Let me explain why: The populate() function in mongoose makes a query for every book in your document to get it's author by id. So your one .find().populate("author") actually runs 1001 queries. Without the post-processing you are going to apply, i.e. 1000*n operations. And God forbid you have more relational fields that you want to populate.

What shines here is aggregate().

We run:

const aggrResults = await BookModel.aggregate([ { $limit: 1000 }, { $lookup: { from: "authors", localField: "author", foreignField: "$_id", as: "author" } }, // ... rest of your pipelines ])

Now, a single query runs. And it is faster than .find().populate("author"). And we don't have to post process the data. We are served on a silver plate and then fed with a silver spoon.

And this is just me touching the surface. Quoting Sir Isaac Newton, "What we know is a drop, what we don't know is an ocean." (from Dark, ofc)
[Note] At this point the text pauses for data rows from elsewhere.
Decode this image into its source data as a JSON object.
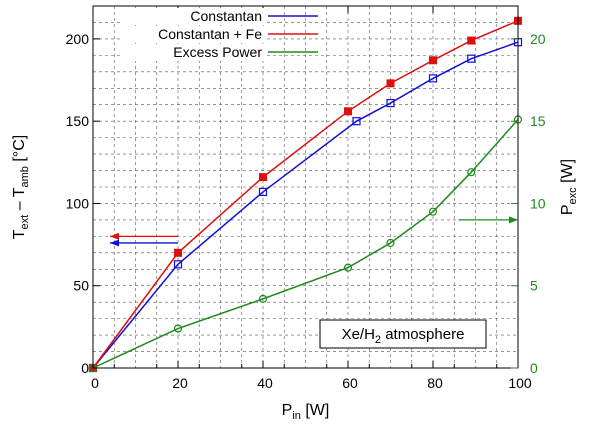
{
  "chart_data": {
    "type": "line",
    "x": [
      0,
      20,
      40,
      60,
      70,
      80,
      90,
      100
    ],
    "xlim": [
      0,
      100
    ],
    "xticks": [
      0,
      20,
      40,
      60,
      80,
      100
    ],
    "xlabel": {
      "main": "P",
      "sub": "in",
      "unit": " [W]"
    },
    "ylim": [
      0,
      220
    ],
    "yticks": [
      0,
      50,
      100,
      150,
      200
    ],
    "ylabel": {
      "t1": "T",
      "s1": "ext",
      "mid": " – T",
      "s2": "amb",
      "unit": " [°C]"
    },
    "y2lim": [
      0,
      22
    ],
    "y2ticks": [
      0,
      5,
      10,
      15,
      20
    ],
    "y2label": {
      "main": "P",
      "sub": "exc",
      "unit": " [W]"
    },
    "grid": true,
    "legend_position": "top-right",
    "series": [
      {
        "name": "Constantan",
        "axis": "left",
        "color": "#1010d8",
        "marker": "open-square",
        "x": [
          0,
          20,
          40,
          62,
          70,
          80,
          89,
          100
        ],
        "y": [
          0,
          63,
          107,
          150,
          161,
          176,
          188,
          198
        ]
      },
      {
        "name": "Constantan + Fe",
        "axis": "left",
        "color": "#dd1010",
        "marker": "filled-square",
        "x": [
          0,
          20,
          40,
          60,
          70,
          80,
          89,
          100
        ],
        "y": [
          0,
          70,
          116,
          156,
          173,
          187,
          199,
          211
        ]
      },
      {
        "name": "Excess Power",
        "axis": "right",
        "color": "#1e8a1e",
        "marker": "open-circle",
        "x": [
          0,
          20,
          40,
          60,
          70,
          80,
          89,
          100
        ],
        "y": [
          0,
          2.4,
          4.2,
          6.1,
          7.6,
          9.5,
          11.9,
          15.1
        ]
      }
    ],
    "annotation": {
      "pre": "Xe/H",
      "sub": "2",
      "post": " atmosphere"
    },
    "arrows": [
      {
        "series": "Constantan + Fe",
        "direction": "left",
        "axis": "left",
        "y": 80,
        "x_from": 20,
        "x_to": 4
      },
      {
        "series": "Constantan",
        "direction": "left",
        "axis": "left",
        "y": 76,
        "x_from": 20,
        "x_to": 4
      },
      {
        "series": "Excess Power",
        "direction": "right",
        "axis": "right",
        "y": 9,
        "x_from": 86,
        "x_to": 100
      }
    ]
  }
}
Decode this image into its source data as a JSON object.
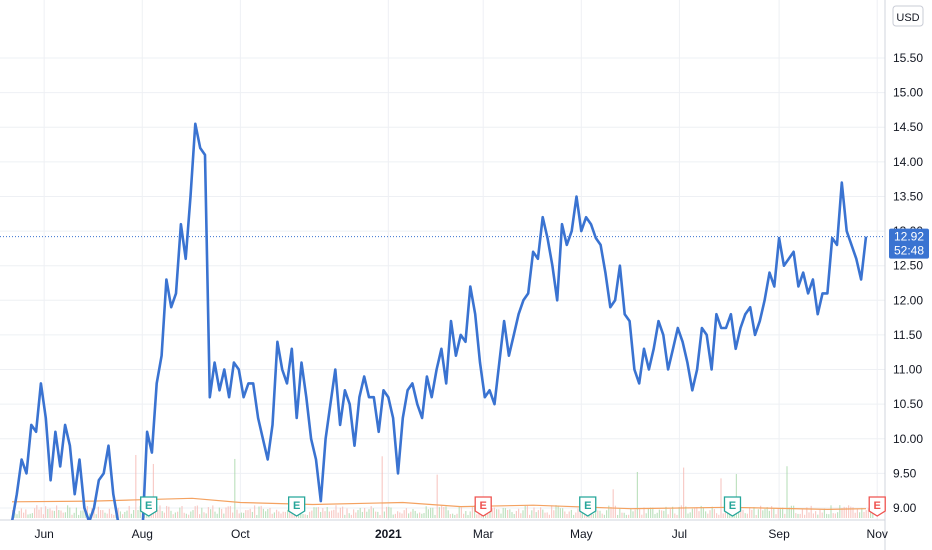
{
  "chart_data": {
    "type": "line",
    "currency": "USD",
    "ylim": [
      8.9,
      16.0
    ],
    "y_ticks": [
      "9.00",
      "9.50",
      "10.00",
      "10.50",
      "11.00",
      "11.50",
      "12.00",
      "12.50",
      "13.00",
      "13.50",
      "14.00",
      "14.50",
      "15.00",
      "15.50"
    ],
    "x_ticks": [
      {
        "label": "Jun",
        "bold": false,
        "date": "2020-06-01"
      },
      {
        "label": "Aug",
        "bold": false,
        "date": "2020-08-01"
      },
      {
        "label": "Oct",
        "bold": false,
        "date": "2020-10-01"
      },
      {
        "label": "2021",
        "bold": true,
        "date": "2021-01-01"
      },
      {
        "label": "Mar",
        "bold": false,
        "date": "2021-03-01"
      },
      {
        "label": "May",
        "bold": false,
        "date": "2021-05-01"
      },
      {
        "label": "Jul",
        "bold": false,
        "date": "2021-07-01"
      },
      {
        "label": "Sep",
        "bold": false,
        "date": "2021-09-01"
      },
      {
        "label": "Nov",
        "bold": false,
        "date": "2021-11-01"
      }
    ],
    "last_price": {
      "value": 12.92,
      "label": "12.92",
      "countdown": "52:48"
    },
    "earnings_markers": [
      {
        "label": "E",
        "date": "2020-08-05",
        "color": "#26a69a"
      },
      {
        "label": "E",
        "date": "2020-11-05",
        "color": "#26a69a"
      },
      {
        "label": "E",
        "date": "2021-03-01",
        "color": "#ef5350"
      },
      {
        "label": "E",
        "date": "2021-05-05",
        "color": "#26a69a"
      },
      {
        "label": "E",
        "date": "2021-08-03",
        "color": "#26a69a"
      },
      {
        "label": "E",
        "date": "2021-11-01",
        "color": "#ef5350"
      }
    ],
    "series": [
      {
        "color": "#3a73d1",
        "points": [
          [
            "2020-05-12",
            8.8
          ],
          [
            "2020-05-15",
            9.2
          ],
          [
            "2020-05-18",
            9.7
          ],
          [
            "2020-05-21",
            9.5
          ],
          [
            "2020-05-24",
            10.2
          ],
          [
            "2020-05-27",
            10.1
          ],
          [
            "2020-05-30",
            10.8
          ],
          [
            "2020-06-02",
            10.3
          ],
          [
            "2020-06-05",
            9.4
          ],
          [
            "2020-06-08",
            10.1
          ],
          [
            "2020-06-11",
            9.6
          ],
          [
            "2020-06-14",
            10.2
          ],
          [
            "2020-06-17",
            9.9
          ],
          [
            "2020-06-20",
            9.2
          ],
          [
            "2020-06-23",
            9.7
          ],
          [
            "2020-06-26",
            9.0
          ],
          [
            "2020-06-29",
            8.8
          ],
          [
            "2020-07-02",
            9.0
          ],
          [
            "2020-07-05",
            9.4
          ],
          [
            "2020-07-08",
            9.5
          ],
          [
            "2020-07-11",
            9.9
          ],
          [
            "2020-07-14",
            9.2
          ],
          [
            "2020-07-17",
            8.8
          ],
          [
            "2020-08-01",
            8.6
          ],
          [
            "2020-08-04",
            10.1
          ],
          [
            "2020-08-07",
            9.8
          ],
          [
            "2020-08-10",
            10.8
          ],
          [
            "2020-08-13",
            11.2
          ],
          [
            "2020-08-16",
            12.3
          ],
          [
            "2020-08-19",
            11.9
          ],
          [
            "2020-08-22",
            12.1
          ],
          [
            "2020-08-25",
            13.1
          ],
          [
            "2020-08-28",
            12.6
          ],
          [
            "2020-08-31",
            13.5
          ],
          [
            "2020-09-03",
            14.55
          ],
          [
            "2020-09-06",
            14.2
          ],
          [
            "2020-09-09",
            14.1
          ],
          [
            "2020-09-12",
            10.6
          ],
          [
            "2020-09-15",
            11.1
          ],
          [
            "2020-09-18",
            10.7
          ],
          [
            "2020-09-21",
            11.0
          ],
          [
            "2020-09-24",
            10.6
          ],
          [
            "2020-09-27",
            11.1
          ],
          [
            "2020-09-30",
            11.0
          ],
          [
            "2020-10-03",
            10.6
          ],
          [
            "2020-10-06",
            10.8
          ],
          [
            "2020-10-09",
            10.8
          ],
          [
            "2020-10-12",
            10.3
          ],
          [
            "2020-10-15",
            10.0
          ],
          [
            "2020-10-18",
            9.7
          ],
          [
            "2020-10-21",
            10.2
          ],
          [
            "2020-10-24",
            11.4
          ],
          [
            "2020-10-27",
            11.0
          ],
          [
            "2020-10-30",
            10.8
          ],
          [
            "2020-11-02",
            11.3
          ],
          [
            "2020-11-05",
            10.3
          ],
          [
            "2020-11-08",
            11.1
          ],
          [
            "2020-11-11",
            10.6
          ],
          [
            "2020-11-14",
            10.0
          ],
          [
            "2020-11-17",
            9.7
          ],
          [
            "2020-11-20",
            9.1
          ],
          [
            "2020-11-23",
            10.0
          ],
          [
            "2020-11-26",
            10.5
          ],
          [
            "2020-11-29",
            11.0
          ],
          [
            "2020-12-02",
            10.2
          ],
          [
            "2020-12-05",
            10.7
          ],
          [
            "2020-12-08",
            10.5
          ],
          [
            "2020-12-11",
            9.9
          ],
          [
            "2020-12-14",
            10.6
          ],
          [
            "2020-12-17",
            10.9
          ],
          [
            "2020-12-20",
            10.6
          ],
          [
            "2020-12-23",
            10.6
          ],
          [
            "2020-12-26",
            10.1
          ],
          [
            "2020-12-29",
            10.7
          ],
          [
            "2021-01-01",
            10.6
          ],
          [
            "2021-01-04",
            10.3
          ],
          [
            "2021-01-07",
            9.5
          ],
          [
            "2021-01-10",
            10.3
          ],
          [
            "2021-01-13",
            10.7
          ],
          [
            "2021-01-16",
            10.8
          ],
          [
            "2021-01-19",
            10.5
          ],
          [
            "2021-01-22",
            10.3
          ],
          [
            "2021-01-25",
            10.9
          ],
          [
            "2021-01-28",
            10.6
          ],
          [
            "2021-01-31",
            11.0
          ],
          [
            "2021-02-03",
            11.3
          ],
          [
            "2021-02-06",
            10.8
          ],
          [
            "2021-02-09",
            11.7
          ],
          [
            "2021-02-12",
            11.2
          ],
          [
            "2021-02-15",
            11.5
          ],
          [
            "2021-02-18",
            11.4
          ],
          [
            "2021-02-21",
            12.2
          ],
          [
            "2021-02-24",
            11.8
          ],
          [
            "2021-02-27",
            11.1
          ],
          [
            "2021-03-02",
            10.6
          ],
          [
            "2021-03-05",
            10.7
          ],
          [
            "2021-03-08",
            10.5
          ],
          [
            "2021-03-11",
            11.1
          ],
          [
            "2021-03-14",
            11.7
          ],
          [
            "2021-03-17",
            11.2
          ],
          [
            "2021-03-20",
            11.5
          ],
          [
            "2021-03-23",
            11.8
          ],
          [
            "2021-03-26",
            12.0
          ],
          [
            "2021-03-29",
            12.1
          ],
          [
            "2021-04-01",
            12.7
          ],
          [
            "2021-04-04",
            12.6
          ],
          [
            "2021-04-07",
            13.2
          ],
          [
            "2021-04-10",
            12.9
          ],
          [
            "2021-04-13",
            12.5
          ],
          [
            "2021-04-16",
            12.0
          ],
          [
            "2021-04-19",
            13.1
          ],
          [
            "2021-04-22",
            12.8
          ],
          [
            "2021-04-25",
            13.0
          ],
          [
            "2021-04-28",
            13.5
          ],
          [
            "2021-05-01",
            13.0
          ],
          [
            "2021-05-04",
            13.2
          ],
          [
            "2021-05-07",
            13.1
          ],
          [
            "2021-05-10",
            12.9
          ],
          [
            "2021-05-13",
            12.8
          ],
          [
            "2021-05-16",
            12.4
          ],
          [
            "2021-05-19",
            11.9
          ],
          [
            "2021-05-22",
            12.0
          ],
          [
            "2021-05-25",
            12.5
          ],
          [
            "2021-05-28",
            11.8
          ],
          [
            "2021-05-31",
            11.7
          ],
          [
            "2021-06-03",
            11.0
          ],
          [
            "2021-06-06",
            10.8
          ],
          [
            "2021-06-09",
            11.3
          ],
          [
            "2021-06-12",
            11.0
          ],
          [
            "2021-06-15",
            11.3
          ],
          [
            "2021-06-18",
            11.7
          ],
          [
            "2021-06-21",
            11.5
          ],
          [
            "2021-06-24",
            11.0
          ],
          [
            "2021-06-27",
            11.3
          ],
          [
            "2021-06-30",
            11.6
          ],
          [
            "2021-07-03",
            11.4
          ],
          [
            "2021-07-06",
            11.1
          ],
          [
            "2021-07-09",
            10.7
          ],
          [
            "2021-07-12",
            11.0
          ],
          [
            "2021-07-15",
            11.6
          ],
          [
            "2021-07-18",
            11.5
          ],
          [
            "2021-07-21",
            11.0
          ],
          [
            "2021-07-24",
            11.8
          ],
          [
            "2021-07-27",
            11.6
          ],
          [
            "2021-07-30",
            11.6
          ],
          [
            "2021-08-02",
            11.8
          ],
          [
            "2021-08-05",
            11.3
          ],
          [
            "2021-08-08",
            11.6
          ],
          [
            "2021-08-11",
            11.8
          ],
          [
            "2021-08-14",
            11.9
          ],
          [
            "2021-08-17",
            11.5
          ],
          [
            "2021-08-20",
            11.7
          ],
          [
            "2021-08-23",
            12.0
          ],
          [
            "2021-08-26",
            12.4
          ],
          [
            "2021-08-29",
            12.2
          ],
          [
            "2021-09-01",
            12.9
          ],
          [
            "2021-09-04",
            12.5
          ],
          [
            "2021-09-07",
            12.6
          ],
          [
            "2021-09-10",
            12.7
          ],
          [
            "2021-09-13",
            12.2
          ],
          [
            "2021-09-16",
            12.4
          ],
          [
            "2021-09-19",
            12.1
          ],
          [
            "2021-09-22",
            12.3
          ],
          [
            "2021-09-25",
            11.8
          ],
          [
            "2021-09-28",
            12.1
          ],
          [
            "2021-10-01",
            12.1
          ],
          [
            "2021-10-04",
            12.9
          ],
          [
            "2021-10-07",
            12.8
          ],
          [
            "2021-10-10",
            13.7
          ],
          [
            "2021-10-13",
            13.0
          ],
          [
            "2021-10-16",
            12.8
          ],
          [
            "2021-10-19",
            12.6
          ],
          [
            "2021-10-22",
            12.3
          ],
          [
            "2021-10-25",
            12.92
          ]
        ]
      }
    ],
    "volume_ma": [
      {
        "date": "2020-05-12",
        "value": 9.09
      },
      {
        "date": "2020-07-01",
        "value": 9.1
      },
      {
        "date": "2020-08-01",
        "value": 9.12
      },
      {
        "date": "2020-09-01",
        "value": 9.14
      },
      {
        "date": "2020-10-01",
        "value": 9.08
      },
      {
        "date": "2020-11-15",
        "value": 9.05
      },
      {
        "date": "2021-01-10",
        "value": 9.08
      },
      {
        "date": "2021-02-15",
        "value": 9.02
      },
      {
        "date": "2021-04-01",
        "value": 9.04
      },
      {
        "date": "2021-06-01",
        "value": 8.99
      },
      {
        "date": "2021-08-01",
        "value": 9.01
      },
      {
        "date": "2021-10-01",
        "value": 8.98
      },
      {
        "date": "2021-10-25",
        "value": 8.99
      }
    ],
    "grid": true
  }
}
But before you jump into aggregation()-ing everything, let me let you know of the caveats:

You have to be extremely careful with the limits of your MongoDB server. Aggregation, while handy, requires more resources to run than find.
In case you are using corporate managed MongoDB instances, like Atlas, you have to be careful about pricing, as prices spike up when you run resource expensive queries.
This extends point 1: If you have a locally setup server, you must keep in mind the memory allocated to the process/server, or your deployment will crash processing while large queries.

With that out of the way, get to replacing your complex find()s with aggregate().

I will cover more of aggregation in details in my following writeups.